Interpretandole così, queste parole sparse sul foglio appaiono effettivamente uguali ai disegni di campi semantici, appunto, stesi sulla lavagna di una scuola. Anche se nei campi di Garrapa, al contrario di quelli della lavagna, non è possibile rintracciare un effettivo nucleo semantico da cui scaturiscono gli altri termini (ma ci si avvicina a questo, ad esempio, nella pagina in cui al centro compare «ragazzi&ragazze») e le relazioni tra i vocaboli risultano spesso oscure, dettate più da una matrice inconscia o estetica che dalle strutture linguistiche, questi circuiti rompono egualmente l’ordine, la linearità, la logica in favore del caotico, della radialità, dell’aleatorio.

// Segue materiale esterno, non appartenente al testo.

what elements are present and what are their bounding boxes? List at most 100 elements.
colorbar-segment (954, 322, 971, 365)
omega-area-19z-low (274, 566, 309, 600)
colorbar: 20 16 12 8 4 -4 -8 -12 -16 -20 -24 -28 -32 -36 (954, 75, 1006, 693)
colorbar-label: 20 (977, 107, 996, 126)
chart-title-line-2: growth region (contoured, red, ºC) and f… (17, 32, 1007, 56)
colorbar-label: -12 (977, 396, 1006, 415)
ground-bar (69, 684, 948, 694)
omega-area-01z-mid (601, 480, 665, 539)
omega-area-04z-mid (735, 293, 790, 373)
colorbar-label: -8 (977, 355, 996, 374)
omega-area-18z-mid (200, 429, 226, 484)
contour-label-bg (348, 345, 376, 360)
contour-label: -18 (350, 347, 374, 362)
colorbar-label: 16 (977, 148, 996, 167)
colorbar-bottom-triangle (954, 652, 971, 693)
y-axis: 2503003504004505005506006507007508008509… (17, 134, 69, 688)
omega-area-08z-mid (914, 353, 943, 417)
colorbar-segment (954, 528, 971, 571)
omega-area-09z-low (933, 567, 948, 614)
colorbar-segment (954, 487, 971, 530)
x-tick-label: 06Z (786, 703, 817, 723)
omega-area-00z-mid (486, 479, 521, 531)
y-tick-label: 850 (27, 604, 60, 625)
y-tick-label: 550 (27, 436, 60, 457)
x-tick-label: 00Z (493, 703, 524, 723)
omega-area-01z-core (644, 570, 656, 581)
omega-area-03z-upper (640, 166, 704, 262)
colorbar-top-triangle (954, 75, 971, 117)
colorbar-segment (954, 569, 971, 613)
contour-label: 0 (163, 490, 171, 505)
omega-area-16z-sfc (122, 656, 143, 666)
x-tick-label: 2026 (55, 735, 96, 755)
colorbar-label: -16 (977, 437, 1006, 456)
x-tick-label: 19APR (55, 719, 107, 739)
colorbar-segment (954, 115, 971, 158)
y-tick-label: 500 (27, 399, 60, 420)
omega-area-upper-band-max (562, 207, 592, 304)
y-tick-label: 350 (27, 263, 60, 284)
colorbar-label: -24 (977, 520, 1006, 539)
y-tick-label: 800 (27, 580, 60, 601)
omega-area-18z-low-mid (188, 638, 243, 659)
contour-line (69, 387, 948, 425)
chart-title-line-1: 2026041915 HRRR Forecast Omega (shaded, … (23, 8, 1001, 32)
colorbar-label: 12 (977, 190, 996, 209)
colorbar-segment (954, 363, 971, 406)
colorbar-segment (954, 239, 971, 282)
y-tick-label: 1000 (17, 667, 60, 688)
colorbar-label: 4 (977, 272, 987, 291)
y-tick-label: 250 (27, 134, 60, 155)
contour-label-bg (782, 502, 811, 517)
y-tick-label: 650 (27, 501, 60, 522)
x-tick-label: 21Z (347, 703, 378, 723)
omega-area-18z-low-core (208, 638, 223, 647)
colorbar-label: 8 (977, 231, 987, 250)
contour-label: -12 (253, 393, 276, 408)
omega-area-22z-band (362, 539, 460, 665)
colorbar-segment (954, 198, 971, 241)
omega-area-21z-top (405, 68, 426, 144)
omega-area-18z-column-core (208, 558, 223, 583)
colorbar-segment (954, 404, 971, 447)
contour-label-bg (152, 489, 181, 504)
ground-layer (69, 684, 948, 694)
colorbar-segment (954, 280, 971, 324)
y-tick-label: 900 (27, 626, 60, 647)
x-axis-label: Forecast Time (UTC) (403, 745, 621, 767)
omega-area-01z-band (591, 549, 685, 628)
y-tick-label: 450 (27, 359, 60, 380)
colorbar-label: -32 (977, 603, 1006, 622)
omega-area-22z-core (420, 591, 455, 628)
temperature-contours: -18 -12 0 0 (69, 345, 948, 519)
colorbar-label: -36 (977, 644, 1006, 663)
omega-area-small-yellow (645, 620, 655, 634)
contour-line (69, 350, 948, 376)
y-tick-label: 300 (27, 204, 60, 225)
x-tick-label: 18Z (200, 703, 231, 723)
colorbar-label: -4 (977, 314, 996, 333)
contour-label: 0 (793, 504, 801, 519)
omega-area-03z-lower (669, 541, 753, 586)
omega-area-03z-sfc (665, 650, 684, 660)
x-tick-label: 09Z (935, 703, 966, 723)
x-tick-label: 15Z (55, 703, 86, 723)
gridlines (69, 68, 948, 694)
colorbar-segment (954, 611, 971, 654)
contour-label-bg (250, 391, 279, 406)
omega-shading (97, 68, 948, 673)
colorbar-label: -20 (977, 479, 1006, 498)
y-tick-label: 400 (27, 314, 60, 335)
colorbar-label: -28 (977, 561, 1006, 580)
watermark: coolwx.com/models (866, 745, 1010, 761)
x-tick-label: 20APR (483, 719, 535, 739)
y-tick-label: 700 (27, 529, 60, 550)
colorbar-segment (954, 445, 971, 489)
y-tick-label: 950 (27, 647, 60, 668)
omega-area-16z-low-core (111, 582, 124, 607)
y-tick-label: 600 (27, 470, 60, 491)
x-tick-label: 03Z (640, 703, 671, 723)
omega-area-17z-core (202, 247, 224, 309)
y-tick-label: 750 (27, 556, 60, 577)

A questa dimensione, Garrapa aggiunge la significazione dello spazio bianco, che determina un certo orientamento del senso e dell’espressione proprio a livello topo-grafico: l’effetto di rapidità, ad esempio, è costruito (come nel testo che comincia con «luce») non dalla sintassi o dal significato, ma dall’avvicinamento tipografico dei termini; la parola si carica di densità semantica, e simbolica, quando è visivamente isolata, e non quando è rafforzata da una sintassi o da una punteggiatura.
Pagina bianca – che significativamente non riporta i numeri delle pagine (allargando così la significazione del bianco anche al paratesto: e infatti l’indice ha la forma di uno dei “circuiti”) – è dunque composto da campioni di magma, da testi fondati su relazioni che non si limitano al sema, ma chiamano in causa anche i legami “magnetici”, post-linguistici e fisici, che li costruiscono. Il bianco che chiude il libro (segnalato a destra così: «: pagina bianca») ne è la saturazione definitiva; il vuoto significato che permea l’intero mondo-libro.